The envelopes of two letters addressed to his father at Raikeswood Camp survive: one is postmarked September 1918; the other, sent in November 1918, was addressed to Hut 3.

The British guards had to occupy similar huts to the German officers, but with many more men in each hut. Taylor was still at Skipton on New Year’s Day 1919 when he signed a declaration stating that he had not suffered any disability resulting from his military service.

A further letter concerning his son’s death was written to Taylor at Skipton and dated 17 February, but by then Taylor had already been demobilised.

After the war Robert Taylor became an instructor at a centre for the treatment and training of disabled soldiers at Squires Gate in Blackpool.

Rank and privilege offered no protection from the horrors of war. Sadly Harrow-educated Assistant Commandant and war hero, Lieutenant Colonel Eley was to become another grieving father when his son William was killed in France.

Unfortunately not all the guards at Skipton led such exemplary lives. The temptations of the nearby town proved too much for a small minority of them as the Craven Herald would report.

Instructions were sent from the officer in charge of the camp for the arrest of Thomas Rushton.

PC Jacques of the Skipton police visited a house in Waller Hill and found the house in darkness and the door locked. A woman’s voice called out from upstairs ‘All right’.

The prisoner was later found asleep on the sofa, or else feigning sleep.

Superintendent Vaughan warned that anyone absent from the camp after 10 o’clock at night would be arrested and anyone assisting them would be brought before the magistrates.

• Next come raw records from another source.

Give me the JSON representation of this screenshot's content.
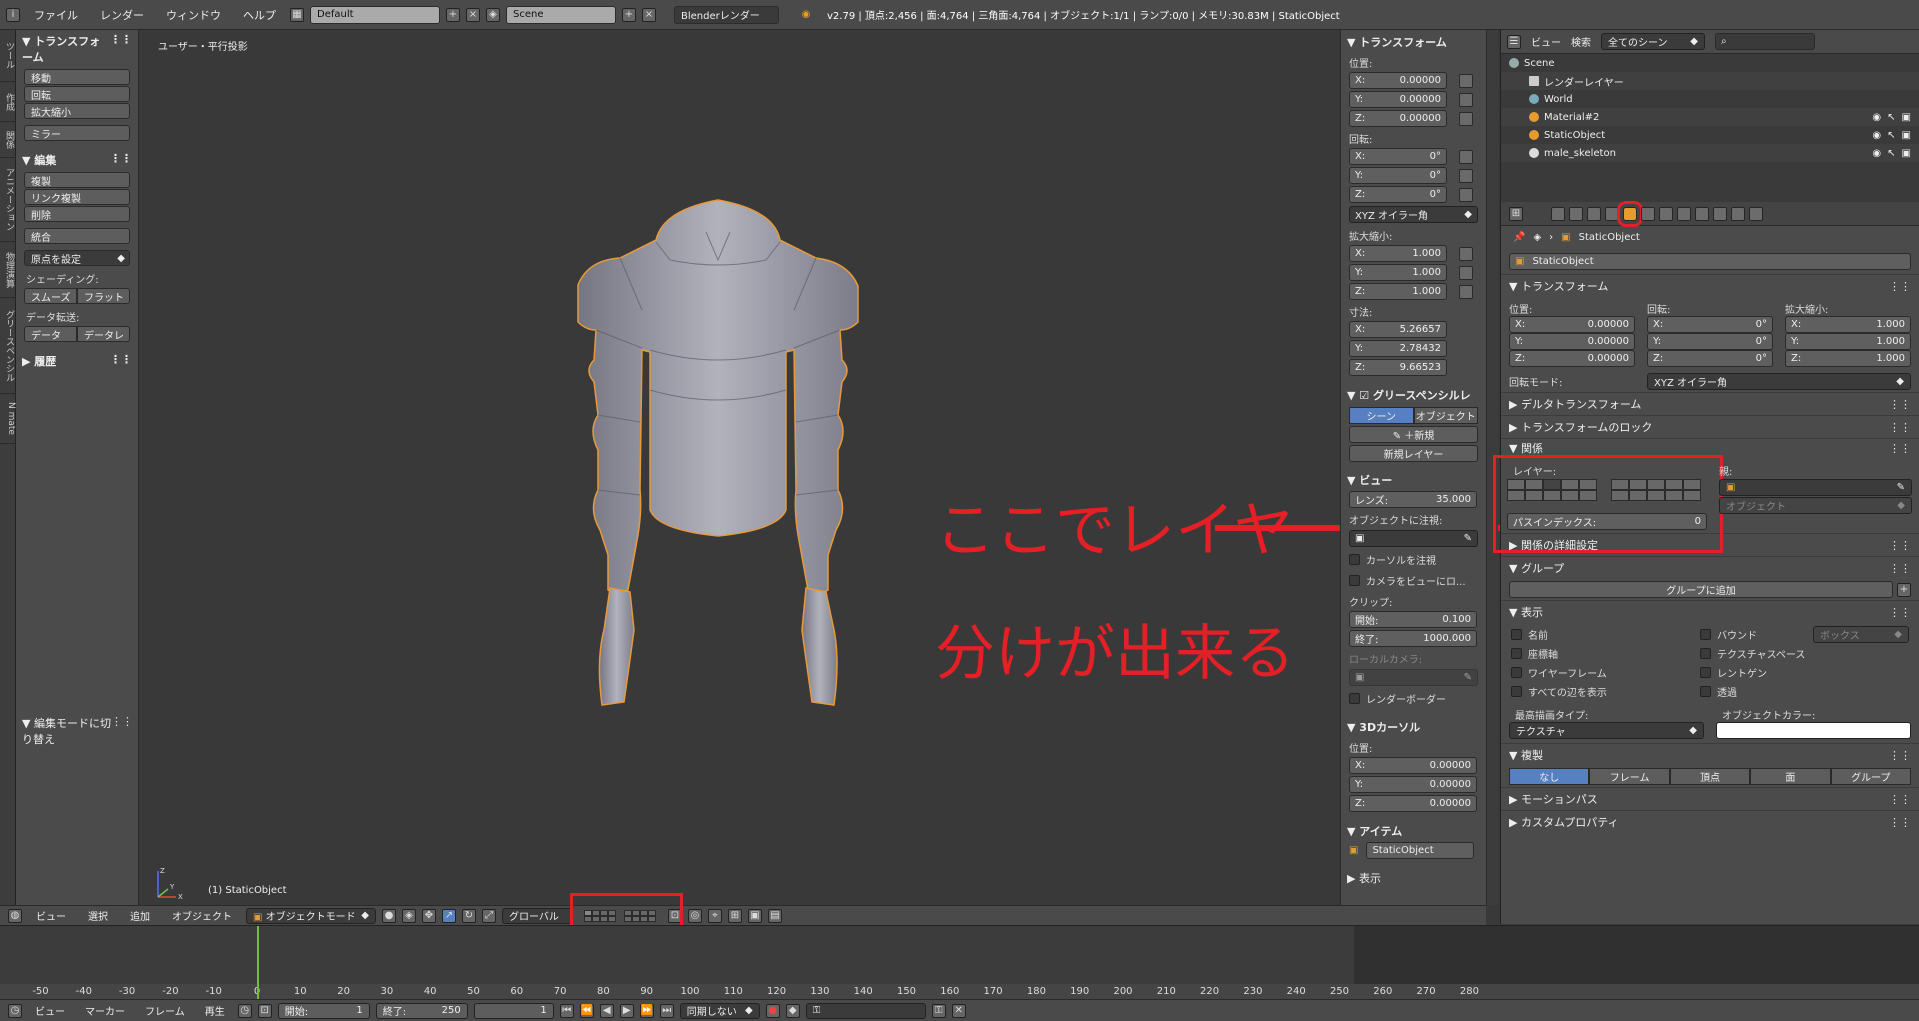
{
  "topbar": {
    "menus": [
      "ファイル",
      "レンダー",
      "ウィンドウ",
      "ヘルプ"
    ],
    "screen_layout": "Default",
    "scene": "Scene",
    "render_engine": "Blenderレンダー",
    "stats": "v2.79 | 頂点:2,456 | 面:4,764 | 三角面:4,764 | オブジェクト:1/1 | ランプ:0/0 | メモリ:30.83M | StaticObject"
  },
  "left_tabs": [
    "ツール",
    "作成",
    "関係",
    "アニメーション",
    "物理演算",
    "グリースペンシル",
    "N mate"
  ],
  "toolshelf": {
    "transform_title": "トランスフォーム",
    "transform_buttons": [
      "移動",
      "回転",
      "拡大縮小"
    ],
    "mirror": "ミラー",
    "edit_title": "編集",
    "edit_buttons": [
      "複製",
      "リンク複製",
      "削除"
    ],
    "join": "統合",
    "set_origin": "原点を設定",
    "shading_label": "シェーディング:",
    "shading_smooth": "スムーズ",
    "shading_flat": "フラット",
    "data_transfer_label": "データ転送:",
    "data_btn": "データ",
    "data_layout_btn": "データレ",
    "history": "履歴",
    "operator": "編集モードに切り替え"
  },
  "viewport": {
    "title": "ユーザー・平行投影",
    "object_label": "(1) StaticObject",
    "axis_z": "Z",
    "axis_y": "Y",
    "axis_x": "X"
  },
  "npanel": {
    "transform": "トランスフォーム",
    "location_label": "位置:",
    "location": [
      "X:",
      "0.00000",
      "Y:",
      "0.00000",
      "Z:",
      "0.00000"
    ],
    "rotation_label": "回転:",
    "rotation": [
      "X:",
      "0°",
      "Y:",
      "0°",
      "Z:",
      "0°"
    ],
    "rotation_mode": "XYZ オイラー角",
    "scale_label": "拡大縮小:",
    "scale": [
      "X:",
      "1.000",
      "Y:",
      "1.000",
      "Z:",
      "1.000"
    ],
    "dimensions_label": "寸法:",
    "dimensions": [
      "X:",
      "5.26657",
      "Y:",
      "2.78432",
      "Z:",
      "9.66523"
    ],
    "grease_pencil": "グリースペンシルレ",
    "gp_scene": "シーン",
    "gp_object": "オブジェクト",
    "gp_new": "新規",
    "gp_new_layer": "新規レイヤー",
    "view": "ビュー",
    "lens_label": "レンズ:",
    "lens_value": "35.000",
    "lock_object_label": "オブジェクトに注視:",
    "lock_cursor": "カーソルを注視",
    "lock_camera": "カメラをビューにロ...",
    "clip_label": "クリップ:",
    "clip_start_label": "開始:",
    "clip_start": "0.100",
    "clip_end_label": "終了:",
    "clip_end": "1000.000",
    "local_camera": "ローカルカメラ:",
    "render_border": "レンダーボーダー",
    "cursor_title": "3Dカーソル",
    "cursor_location_label": "位置:",
    "cursor": [
      "X:",
      "0.00000",
      "Y:",
      "0.00000",
      "Z:",
      "0.00000"
    ],
    "item_title": "アイテム",
    "item_name": "StaticObject",
    "display_title": "表示"
  },
  "outliner": {
    "menu_view": "ビュー",
    "menu_search": "検索",
    "filter": "全てのシーン",
    "rows": [
      {
        "label": "Scene",
        "indent": 0
      },
      {
        "label": "レンダーレイヤー",
        "indent": 1
      },
      {
        "label": "World",
        "indent": 1
      },
      {
        "label": "Material#2",
        "indent": 1
      },
      {
        "label": "StaticObject",
        "indent": 1
      },
      {
        "label": "male_skeleton",
        "indent": 1
      }
    ]
  },
  "properties": {
    "breadcrumb": "StaticObject",
    "object_name": "StaticObject",
    "transform_title": "トランスフォーム",
    "loc_label": "位置:",
    "rot_label": "回転:",
    "scale_label": "拡大縮小:",
    "loc": [
      "X:",
      "0.00000",
      "Y:",
      "0.00000",
      "Z:",
      "0.00000"
    ],
    "rot": [
      "X:",
      "0°",
      "Y:",
      "0°",
      "Z:",
      "0°"
    ],
    "scl": [
      "X:",
      "1.000",
      "Y:",
      "1.000",
      "Z:",
      "1.000"
    ],
    "rotation_mode_label": "回転モード:",
    "rotation_mode": "XYZ オイラー角",
    "delta": "デルタトランスフォーム",
    "transform_lock": "トランスフォームのロック",
    "relations": "関係",
    "layers_label": "レイヤー:",
    "parent_label": "親:",
    "parent_type": "オブジェクト",
    "pass_index_label": "パスインデックス:",
    "pass_index": "0",
    "relations_extras": "関係の詳細設定",
    "groups": "グループ",
    "add_to_group": "グループに追加",
    "display": "表示",
    "name_cb": "名前",
    "axis_cb": "座標軸",
    "wire_cb": "ワイヤーフレーム",
    "alledges_cb": "すべての辺を表示",
    "bounds_cb": "バウンド",
    "bounds_type": "ボックス",
    "texspace_cb": "テクスチャスペース",
    "xray_cb": "レントゲン",
    "transp_cb": "透過",
    "max_draw_label": "最高描画タイプ:",
    "max_draw": "テクスチャ",
    "obj_color_label": "オブジェクトカラー:",
    "duplication": "複製",
    "dup_options": [
      "なし",
      "フレーム",
      "頂点",
      "面",
      "グループ"
    ],
    "motion_paths": "モーションパス",
    "custom_props": "カスタムプロパティ"
  },
  "header3d": {
    "menus": [
      "ビュー",
      "選択",
      "追加",
      "オブジェクト"
    ],
    "mode": "オブジェクトモード",
    "orientation": "グローバル"
  },
  "timeline": {
    "ticks": [
      "-50",
      "-40",
      "-30",
      "-20",
      "-10",
      "0",
      "10",
      "20",
      "30",
      "40",
      "50",
      "60",
      "70",
      "80",
      "90",
      "100",
      "110",
      "120",
      "130",
      "140",
      "150",
      "160",
      "170",
      "180",
      "190",
      "200",
      "210",
      "220",
      "230",
      "240",
      "250",
      "260",
      "270",
      "280"
    ],
    "current_frame_value": 0
  },
  "footer": {
    "menus": [
      "ビュー",
      "マーカー",
      "フレーム",
      "再生"
    ],
    "start_label": "開始:",
    "start": "1",
    "end_label": "終了:",
    "end": "250",
    "current": "1",
    "sync": "同期しない"
  },
  "annotation": {
    "line1": "ここでレイヤー",
    "line2": "分けが出来る",
    "color": "#e41f26"
  }
}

Later that month the wife of a British soldier being held as a prisoner of war in Germany appeared in court charged with aiding or assisting a British soldier to absent himself from duty.

PC Newsham reported that he had visited an address in Skipton at 12.05am in response to a telephone call from Raikeswood Camp and found Samuel Riley on the sofa.

The woman said that she did not know she had done anything wrong and thought Riley had a late pass.

She was fined 20 shillings.

Riley was a potter who had been born in the East Midlands, and had joined the Sherwood Foresters in 1914.

His son was born in March the following year. Riley married the boy’s mother a few months later.

Riley was later sent to France, but his actual service as a front-line soldier turned out to be extremely short.

On the fifth day he was found to be suffering from an abscess in his right buttock, and was sent back to England for treatment at a hospital in Bethnal Green.

He had been absent from Britain for just 22 days.

The abscess was opened and drained.

He returned to France the following year, but was found to be suffering from a hernia. There was then a suspected case of diphtheria.

Finally he was wounded in action receiving severe gunshot wounds to his left leg and arm. He returned to England on the hospital ship Grantully Castle in late summer.

When the first German prisoners were entering Skipton Camp Riley was being treated for gonorrhoea in Lichfield. He was then transferred to 153rd Protection Company of the Royal Defence Corps on the last day of June, but was destined to stay in Skipton for only two months.

He was absent without leave on three separate occasions within an eleven day period. He was docked a total of 13 days’ pay.

It should be stressed that very few British guards appeared before the magistrates, and there is little evidence that the vast majority were anything but conscientious and professional in the exercise of their duties.